Het zondagskind is Mr. Arnold Duvilliers van Naemen, hoofdredacteur van het Woudenbergsch Nieuwsblad, vraagbaak en baanbreker voor jonge menschen; die arme stumpers in stilte helpt en de verwende lieveling is van de Woudenbergsche dames. Deze man heeft zich vergrepen aan geld van anderen, heeft er mee gespeeld en is alles kwijt geraakt. Op het oogenblik dat het boek begint, komt hij juist terug van een buitenlandsche reis. Hij is van plan den volgenden dag zich zelf aan te geven bij de justitie, hetgeen hij dan ook doet, met het gevolg, dat hij na een lange preventieve hechtenis wordt veroordeeld tot twee en een half jaar gevangenisstraf. De personen, die in dit boek voorkomen, zijn vrijwel allen zóó gechargeerd, dat het ons bijna onmogelijk is, ze ons werkelijk voor te stellen. Allereerst de hoofdpersoon, die eigenlijk zóó edel, zoo goed en zoo rein van hart is als maar weinigen. Dan is de verdediger van Arnold, Maurits van Schaefsbergen, zoo'n doortrapt gemeene kerel, die voor niets terugdeinst, dat ook zijn figuur hoogst onwaarschijnlijk is. Hij verdedigt den beklaagde, doch op zóó'n manier, dat hij den eisch van de rechtbank ondersteunt. Verder plaagt en treitert hij Arnold op de meest geraffineerde manieren: hij vertelt hem bijv. op een laaghartige en niets ontziende wijze alle veranderingen, die door Arnold's daad in de familie voor zijn gevallen, zooals verbroken engagementen, geruïneerde broers, doodzieke oude vader, enz. enz.

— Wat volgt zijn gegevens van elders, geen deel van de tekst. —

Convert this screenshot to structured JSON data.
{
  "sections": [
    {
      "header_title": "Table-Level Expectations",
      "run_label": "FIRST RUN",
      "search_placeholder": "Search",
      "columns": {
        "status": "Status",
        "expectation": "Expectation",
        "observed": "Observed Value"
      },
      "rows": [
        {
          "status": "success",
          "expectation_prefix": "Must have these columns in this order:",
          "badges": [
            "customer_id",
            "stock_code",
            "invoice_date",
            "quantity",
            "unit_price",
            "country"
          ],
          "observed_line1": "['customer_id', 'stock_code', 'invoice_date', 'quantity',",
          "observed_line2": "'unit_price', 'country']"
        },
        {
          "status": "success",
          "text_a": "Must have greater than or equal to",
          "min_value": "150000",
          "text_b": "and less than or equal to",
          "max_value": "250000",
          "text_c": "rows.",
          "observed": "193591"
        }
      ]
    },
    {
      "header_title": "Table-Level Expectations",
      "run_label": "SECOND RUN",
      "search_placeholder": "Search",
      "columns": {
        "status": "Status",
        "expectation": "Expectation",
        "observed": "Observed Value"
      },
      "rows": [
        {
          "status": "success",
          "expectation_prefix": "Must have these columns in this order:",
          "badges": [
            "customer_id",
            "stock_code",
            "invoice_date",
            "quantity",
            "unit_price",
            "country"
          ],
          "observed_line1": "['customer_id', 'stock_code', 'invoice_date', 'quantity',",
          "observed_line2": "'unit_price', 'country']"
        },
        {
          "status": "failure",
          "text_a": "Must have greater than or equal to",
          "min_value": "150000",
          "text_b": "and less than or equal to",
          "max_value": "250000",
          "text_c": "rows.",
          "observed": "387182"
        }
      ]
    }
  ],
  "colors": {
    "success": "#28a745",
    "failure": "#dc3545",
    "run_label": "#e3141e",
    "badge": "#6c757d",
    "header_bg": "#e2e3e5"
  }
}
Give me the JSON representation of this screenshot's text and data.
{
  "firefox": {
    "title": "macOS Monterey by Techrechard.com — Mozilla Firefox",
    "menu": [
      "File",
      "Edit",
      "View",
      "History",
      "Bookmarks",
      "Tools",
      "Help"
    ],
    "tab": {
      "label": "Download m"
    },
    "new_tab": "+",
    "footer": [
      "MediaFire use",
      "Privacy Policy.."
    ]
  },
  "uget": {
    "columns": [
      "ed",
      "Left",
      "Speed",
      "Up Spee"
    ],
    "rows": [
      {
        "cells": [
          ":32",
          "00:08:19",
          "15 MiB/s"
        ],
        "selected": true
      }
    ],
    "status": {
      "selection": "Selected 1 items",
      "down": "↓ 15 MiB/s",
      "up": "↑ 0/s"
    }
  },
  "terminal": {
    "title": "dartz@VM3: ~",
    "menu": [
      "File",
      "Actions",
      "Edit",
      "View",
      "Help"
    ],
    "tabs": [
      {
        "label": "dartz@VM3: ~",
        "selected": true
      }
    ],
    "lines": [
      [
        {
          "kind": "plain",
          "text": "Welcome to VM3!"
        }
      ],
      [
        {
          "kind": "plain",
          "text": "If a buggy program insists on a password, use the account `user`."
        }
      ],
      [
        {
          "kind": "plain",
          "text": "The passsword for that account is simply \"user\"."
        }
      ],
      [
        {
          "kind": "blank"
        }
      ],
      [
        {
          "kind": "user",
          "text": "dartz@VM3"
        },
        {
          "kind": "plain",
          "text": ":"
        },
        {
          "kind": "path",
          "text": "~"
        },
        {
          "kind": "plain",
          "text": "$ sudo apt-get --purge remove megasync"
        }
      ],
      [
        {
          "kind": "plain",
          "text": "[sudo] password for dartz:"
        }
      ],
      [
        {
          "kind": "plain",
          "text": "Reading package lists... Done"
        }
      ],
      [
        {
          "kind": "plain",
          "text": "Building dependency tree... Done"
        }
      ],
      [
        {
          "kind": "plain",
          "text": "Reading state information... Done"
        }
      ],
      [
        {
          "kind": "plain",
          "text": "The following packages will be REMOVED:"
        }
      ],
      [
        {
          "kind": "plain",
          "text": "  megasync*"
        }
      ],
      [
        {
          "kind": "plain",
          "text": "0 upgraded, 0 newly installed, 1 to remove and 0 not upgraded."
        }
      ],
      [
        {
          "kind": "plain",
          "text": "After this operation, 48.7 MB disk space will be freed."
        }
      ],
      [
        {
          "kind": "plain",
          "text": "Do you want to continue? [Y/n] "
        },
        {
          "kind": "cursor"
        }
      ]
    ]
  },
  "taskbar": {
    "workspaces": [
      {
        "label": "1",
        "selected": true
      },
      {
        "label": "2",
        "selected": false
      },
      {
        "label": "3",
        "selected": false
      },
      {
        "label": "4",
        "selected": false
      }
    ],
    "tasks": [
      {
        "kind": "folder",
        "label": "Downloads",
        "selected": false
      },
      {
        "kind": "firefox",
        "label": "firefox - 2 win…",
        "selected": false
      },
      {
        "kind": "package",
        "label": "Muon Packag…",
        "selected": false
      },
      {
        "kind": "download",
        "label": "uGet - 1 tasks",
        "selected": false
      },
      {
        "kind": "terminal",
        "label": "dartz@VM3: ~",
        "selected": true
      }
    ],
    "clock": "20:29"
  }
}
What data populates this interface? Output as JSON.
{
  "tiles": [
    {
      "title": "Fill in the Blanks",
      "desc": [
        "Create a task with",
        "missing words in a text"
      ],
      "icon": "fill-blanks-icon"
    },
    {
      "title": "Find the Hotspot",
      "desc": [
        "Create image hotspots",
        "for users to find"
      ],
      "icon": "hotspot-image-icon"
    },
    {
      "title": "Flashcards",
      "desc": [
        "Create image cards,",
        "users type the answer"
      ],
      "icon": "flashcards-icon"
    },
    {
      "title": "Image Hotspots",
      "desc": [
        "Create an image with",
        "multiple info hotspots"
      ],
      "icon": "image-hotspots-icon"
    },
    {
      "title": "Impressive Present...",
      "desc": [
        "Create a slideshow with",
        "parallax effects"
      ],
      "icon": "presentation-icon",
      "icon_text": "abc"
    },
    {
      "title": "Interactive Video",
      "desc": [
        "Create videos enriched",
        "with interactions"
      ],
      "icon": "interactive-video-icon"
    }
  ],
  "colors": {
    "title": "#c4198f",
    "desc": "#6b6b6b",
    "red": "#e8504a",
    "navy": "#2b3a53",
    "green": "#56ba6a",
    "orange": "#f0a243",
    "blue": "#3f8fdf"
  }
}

Dit alles geschiedt uit jalouzie, daar Arnold eens het hof heeft gemaakt aan Clara, de vrouw van van Schaefsbergen. Een derde monster van egoïsme is Arnold's zwager, Henri Vercruyssen, die ook dupe is door de verduistering. Hij vertelt aan den ouden man, Arnold's vader, dat deze dood is, aangezien dat veel beter is voor den ouden man. Louise, de zuster, mag op een smeekend briefje van Arnold niet antwoorden, zoodat de gevangene nooit iets van zijn familie hoort. Het eenige lichtpunt in zijn ellendig bestaan is de briefwisseling met een vroegere kennis, een jonge vrouw Judith Kingma-Renfers, ook al zoo'n reine, hooggestemde ziel. Het gevangenisleven wordt in al zijn onverkwikkelijke finesses uitvoerig beschreven: hiervan wordt ons ook niets gespaard. Wanneer Arnold vrij is gekomen, komt hij in nauwe relatie met Judith en haar gezin, die hem geheel als een lid der familie opnemen. Naderhand gaat hij, een gebroken man, met zijn zusje Leni samenwonen. Een gelukkige verzoening met alle familieleden volgt en ten laatste komt zelfs de ‘slechte’ van Schaefsbergen bij Arnold om hem om een dienst te smeeken. De edele Arnold vindt dit natuurlijk niets vreemd: ‘Waarom zou u niet bij mij komen als u dacht dat ik u met iets zou kunnen helpen? Ik ben graag bereid voor u te doen wat ik kan!’
‘Meent u dat?’
‘Natuurlijk’.
‘Natuurlijk? Na alles wat u van mij ondervonden hebt ...’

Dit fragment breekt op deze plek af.